Working With Clinical Depression (part 2)

Questions to Answer: What is your depression narrative? Do some writing about the story of your depression. How do you judge yourself for being depressed? Do you blame yourself, or do you project blame onto others, or both?

How we internally react to our depression is also crucial. As a depression patient myself, I notice that I typically get reactive to my depressed moods. At the slightest hint of a depressed mood, I will typically tighten up and armor up. I think that depression means I am weak, that I cannot handle my life and my responsibilities – so I hate it. But my reactivity and hate (instead of helping) only fuels my depression, making it deeper and tougher to work with.

Because this is true, working with depression is typically counter-intuitive. In essence, fighting depression doesn't work. Depression will not be intimated or scared away. Getting mad at yourself and the world because you are depressed only deepens and strengthens the depression. This has the net effect of placing me at war with myself – and when that happens, I lose.

So what's a more useful reaction to depression? Let's start with an analogy: working with depression is like falling into quicksand – the more you struggle, the worse things get, and the faster you sink. On the other hand, if you can just slow down, become mindful and grounded, and place your arms and legs away from your body, then you begin to float, then you can very slowly begin to inch your way out of the quicksand.

Here is another analogy I use with my patients: working with depression is like being in a Chinese finger trap – the harder you pull, the more you panic, the worse you are trapped. Just as in the quicksand analogy, the solution lies in relaxation and acceptance of the present moment as it is. The solution lies in making friends with your depression; in making your depression an ally in your evolution. In the end, I had to make friends with my depression, I had to "invite the demon in for tea" (to borrow a Zen phrase), and only then, once I had the courage to stay and connect to my demon of depression (without adding or subtracting), only then do I have the chance to dissolve it or transform it into a more useful emotion.
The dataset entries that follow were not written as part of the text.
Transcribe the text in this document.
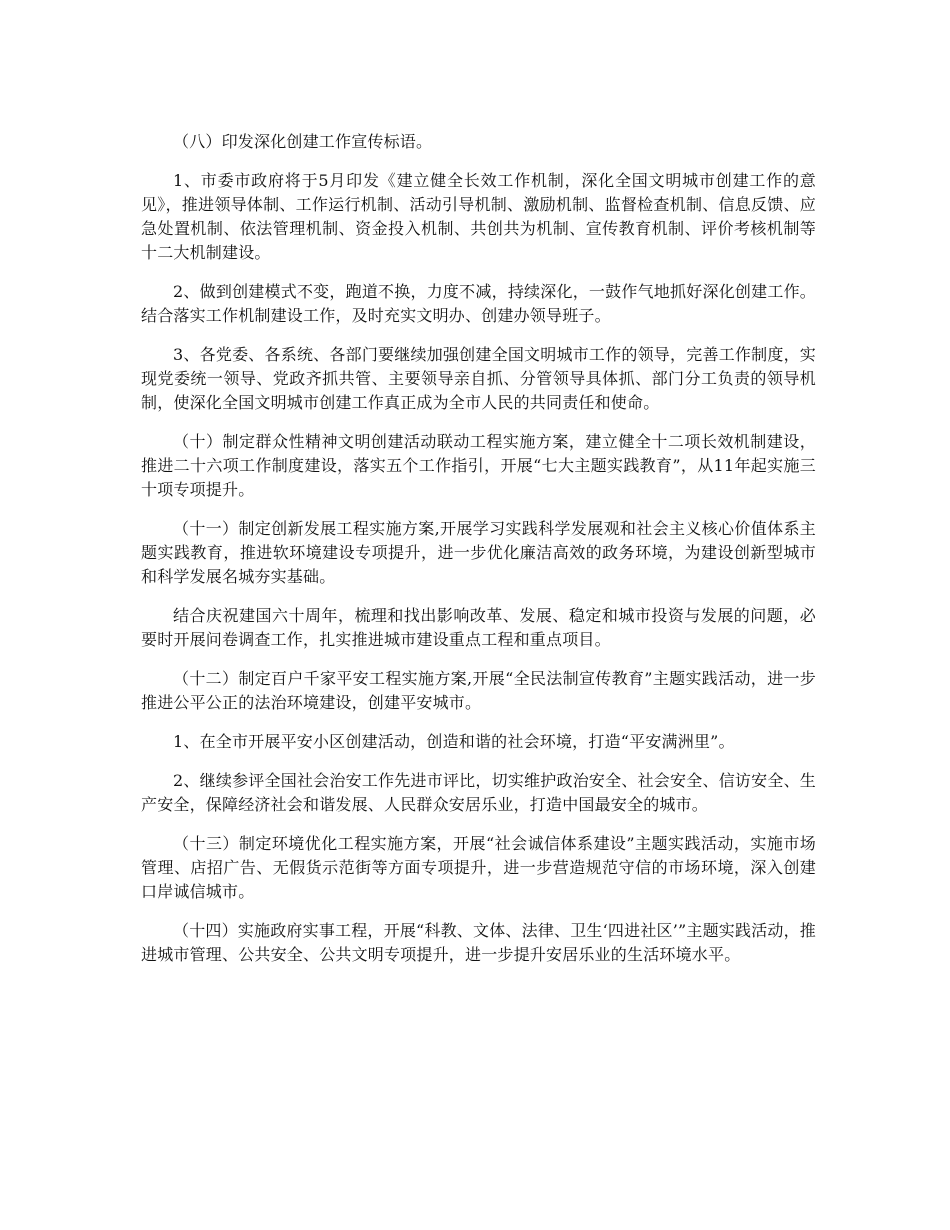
（八）印发深化创建工作宣传标语。

1、市委市政府将于5月印发《建立健全长效工作机制，深化全国文明城市创建工作的意见》，推进领导体制、工作运行机制、活动引导机制、激励机制、监督检查机制、信息反馈、应急处置机制、依法管理机制、资金投入机制、共创共为机制、宣传教育机制、评价考核机制等十二大机制建设。

2、做到创建模式不变，跑道不换，力度不减，持续深化，一鼓作气地抓好深化创建工作。结合落实工作机制建设工作，及时充实文明办、创建办领导班子。

3、各党委、各系统、各部门要继续加强创建全国文明城市工作的领导，完善工作制度，实现党委统一领导、党政齐抓共管、主要领导亲自抓、分管领导具体抓、部门分工负责的领导机制，使深化全国文明城市创建工作真正成为全市人民的共同责任和使命。

（十）制定群众性精神文明创建活动联动工程实施方案，建立健全十二项长效机制建设，推进二十六项工作制度建设，落实五个工作指引，开展“七大主题实践教育”，从11年起实施三十项专项提升。

（十一）制定创新发展工程实施方案,开展学习实践科学发展观和社会主义核心价值体系主题实践教育，推进软环境建设专项提升，进一步优化廉洁高效的政务环境，为建设创新型城市和科学发展名城夯实基础。

结合庆祝建国六十周年，梳理和找出影响改革、发展、稳定和城市投资与发展的问题，必要时开展问卷调查工作，扎实推进城市建设重点工程和重点项目。

（十二）制定百户千家平安工程实施方案,开展“全民法制宣传教育”主题实践活动，进一步推进公平公正的法治环境建设，创建平安城市。

1、在全市开展平安小区创建活动，创造和谐的社会环境，打造“平安满洲里”。

2、继续参评全国社会治安工作先进市评比，切实维护政治安全、社会安全、信访安全、生产安全，保障经济社会和谐发展、人民群众安居乐业，打造中国最安全的城市。

（十三）制定环境优化工程实施方案，开展“社会诚信体系建设”主题实践活动，实施市场管理、店招广告、无假货示范街等方面专项提升，进一步营造规范守信的市场环境，深入创建口岸诚信城市。

（十四）实施政府实事工程，开展“科教、文体、法律、卫生‘四进社区’”主题实践活动，推进城市管理、公共安全、公共文明专项提升，进一步提升安居乐业的生活环境水平。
Exercise: After relaxing for a few minutes with your eyes closed, in your mind's eye, call forth your depression and instruct it to take a shape (e.g., an animal, a person, a thing, etc). What shape did it take? If you could speak to this creature "Depression" – what would you say? If it could reply, what would depression say in return? If you could touch your depression, what would it feel like? If you could smell and taste your depression, what would it smell and taste like? After doing steps 1-4, have you noticed any change in your depression? Has the depressed mood increased or decreased? Is it as solid and heavy as it was before, or have things shifted a bit somehow?

After making some room for depression, indeed after inviting it in for tea, the depression typically decreases in intensity, or is dissolved altogether. This occurs because the questions you asked of your depression – they are mindful and curious questions. They were not blaming, judging, or insisting – only curious and grounded. And in response, the depression must weaken, for you are no longer fueling it.